Gérard Delépine, chirurgien cancérologue et statisticien

gerard.delepine@bbox.fr

Nicole Delépine, pédiatre, cancérologue

Publié en décembre 2018 SUR AGORAVOX

https://www.agoravox.fr/tribune-libre/article/effet-paradoxal-du-vaccin-anti-211018

 

On doit juger une action, non sur ses intentions, mais sur ses résultats avérés. Le vaccin contre le virus de l’hépatite B serait-il de fait un accélérateur de la cancérogenèse ? L’objectif de la vaccination -diminuer le nombre de cancers hépatiques- n’est pas atteint, bien au contraire. Le nombre de cancers du foie augmente dans les pays largement vaccinés avec un recul de 25 ans. N’est -ce pas venu le temps de stopper cette vaccination, au lieu de la rendre obligatoire en France depuis janvier 2018 pour les nouveau-nés ?

 

Parmi les cancers liés à la présence de virus, le cancer primitif du foie[1] occupe une place cruciale, car il fut le premier, objet d’une tentative de prévention par un vaccin. La publicité actuelle poussant les jeunes femmes et maintenant les hommes à se faire vacciner par le Gardasil, espérant prévenir les cancers du col de l’utérus et du canal anal, a conduit à l’étude des registres des cancers des pays qui en disposent et à cette occasion, à l’évaluation du nombre de cancers hépatiques et donc à celui de l’impact de la vaccination anti-hépatite B.

 

 

Manipulation de l’Humain par des virus : une démarche à hauts risques

 

Il s’agit d’une démarche téméraire, quand on sait que certains cancers sont liés de très près à la présence d’un virus. Nous ne citerons ici que l’exemple du lymphome de Burkitt et de ses liens étroits et avérés avec le virus [2] d’Epstein-Barr. Il existe de nombreux exemples chez l’animal.

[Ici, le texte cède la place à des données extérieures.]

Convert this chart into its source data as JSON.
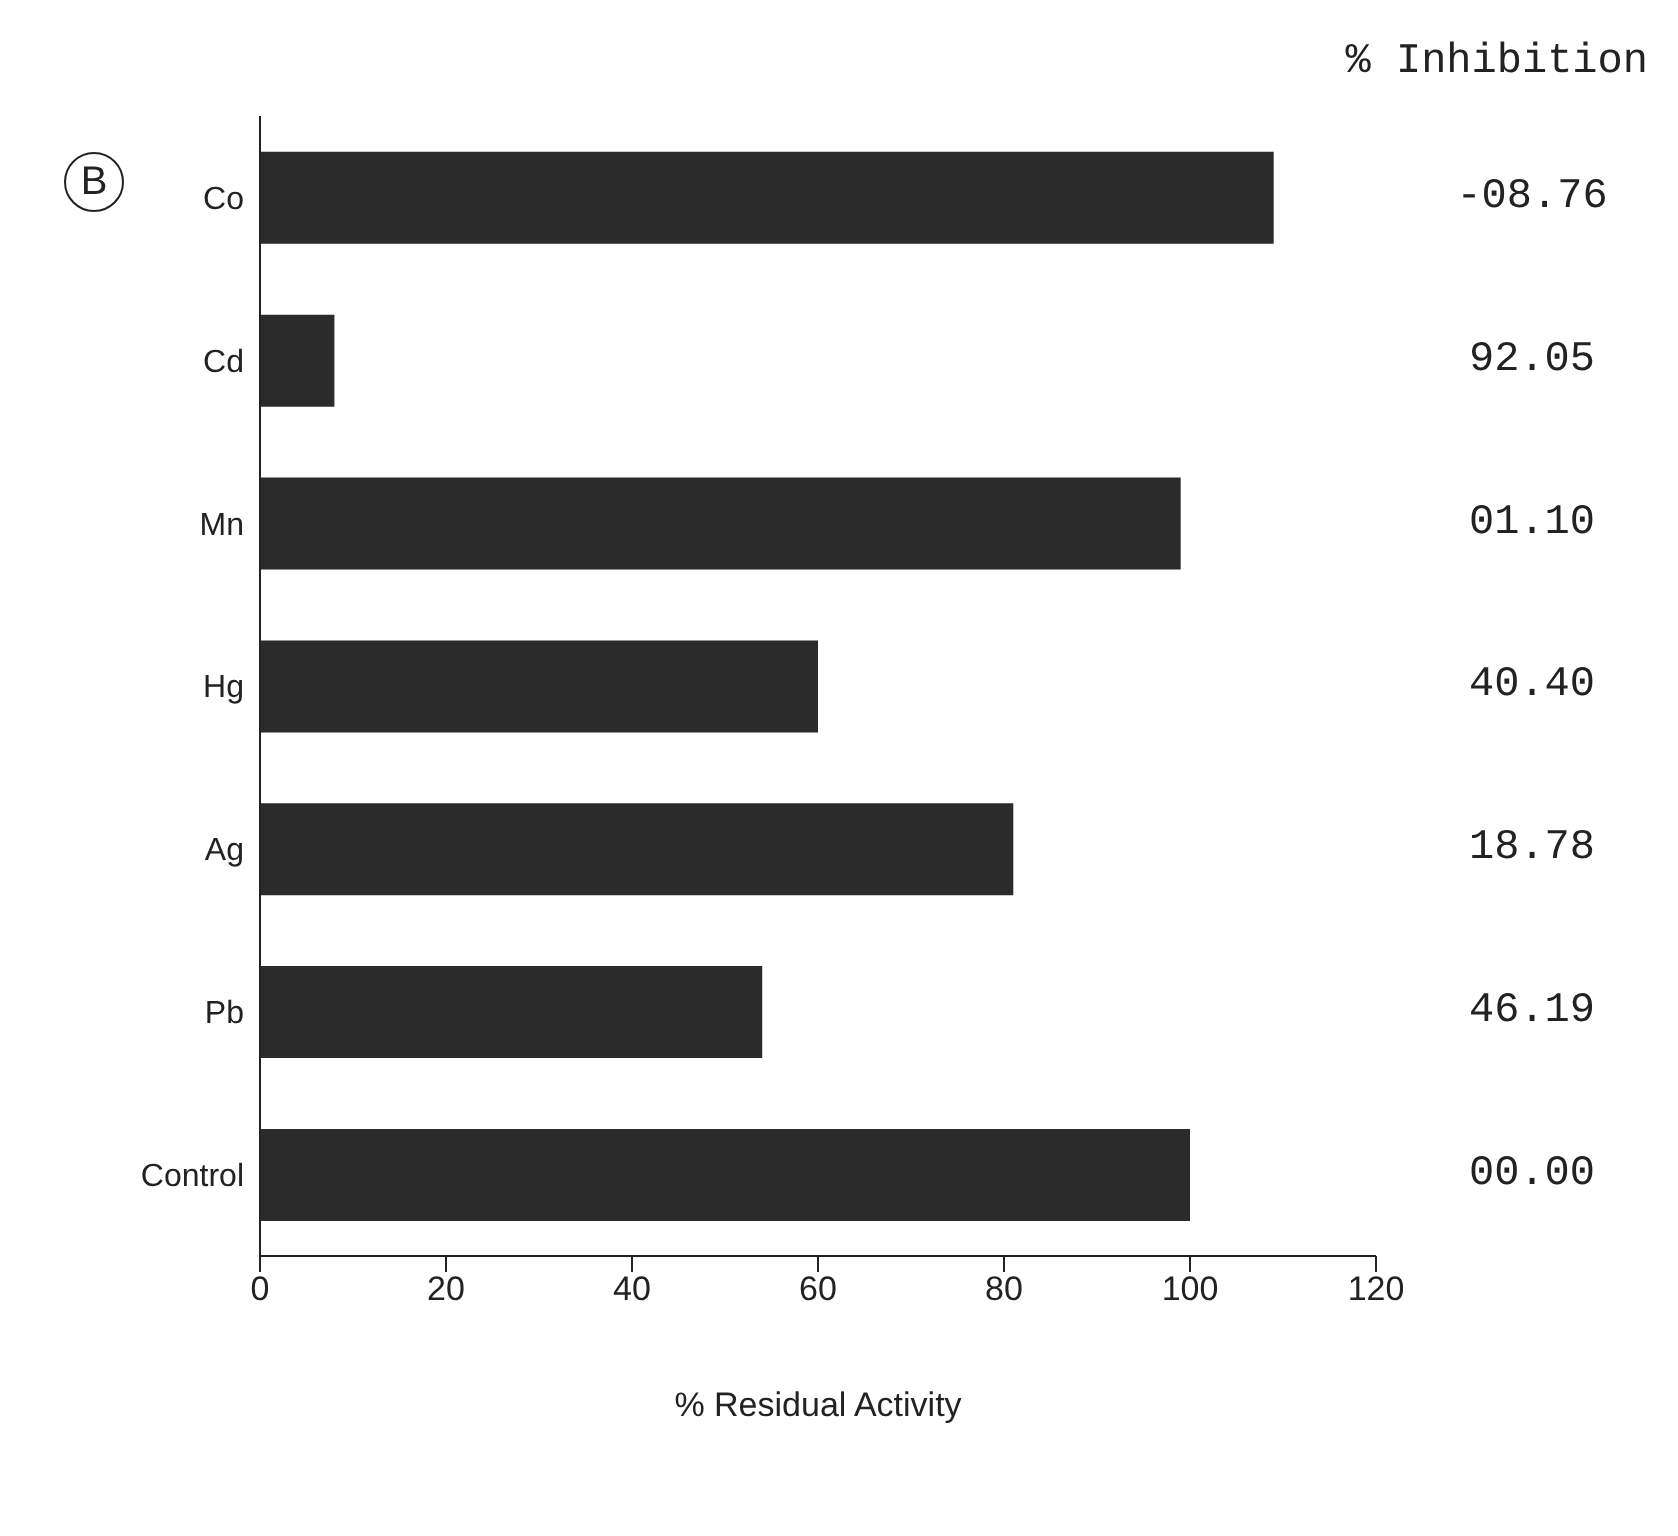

Effet paradoxal de la vaccination par Gardasil (augmentation des cancers du col) et par vaccin anti-hépatite B (augmentation des cancers du foie).

 

Probablement pas un hasard.

 

La découverte de l’effet paradoxal du Gardasil, qui in fine augmente le risque de cancer du col de l’utérus, au lieu de le diminuer, nous a conduit à regarder de plus près la situation pour le vaccin anti-hépatite B et le cancer du foie. Cette problématique nous a paru d’autant plus importante que le vaccin anti-hépatite B a été inclus dans les onze vaccins rendus obligatoires pour tous les enfants nés après le 1er Janvier 2018. Nous avons recherché les évaluations de ce bénéfice-risque par des autorités avant le vote de l’obligation vaccinale mais nous ne l’avons pas trouvée.

 

De fait, l’Organisation Mondiale de la Santé, l’Institut National du Cancer[3], le ministère de la santé [4], les médias [5] [6] et la Ligue contre le cancer répètent en chœur :

« la vaccination est le moyen de protection le plus efficace contre l’hépatite B. Son efficacité à réduire le nombre de cas et de complications, en particulier les cancers du foie a été démontrée, c’est pourquoi elle est considérée comme la première vaccination efficace contre un cancer » … « Pour prévenir le cancer du foie, vaccinez-vous ».

 

Où trouve-t-on cette démonstration scientifique de la prévention du cancer par la vaccination invoquée par les pouvoirs publics ?

 

Le doute fécond, celui qui ne se satisfait pas des dogmes à la mode, nous a poussé à vérifier si ces affirmations s’appuyaient sur des faits avérés en comparant, d’après les registres des cancers, les évolutions des incidences[7] des cancers du foie, avant et depuis la vaccination, dans les principaux pays qui ont massivement vacciné leurs populations.

 

Et ces évolutions sont très différentes selon les régions du monde et l’âge des vaccinés. « Vérité en deçà des Pyrénées, erreur au-delà » disait Blaise Pascal.

 

 

Histoire naturelle du cancer du foie et cirrhose

 

Rappelons que le cancer primitif du foie se développe presque toujours à partir d’une maladie chronique du foie, au stade de cirrhose (environ 90 % des cas), que cette cirrhose soit secondaire à l’alcool[8], une maladie virale ou une surcharge métabolique[9]. Il s’agit le plus souvent d’un « carcinome » c’est -à dire d’un processus cancéreux développé à partir des tissus glandulaires.[10] [11]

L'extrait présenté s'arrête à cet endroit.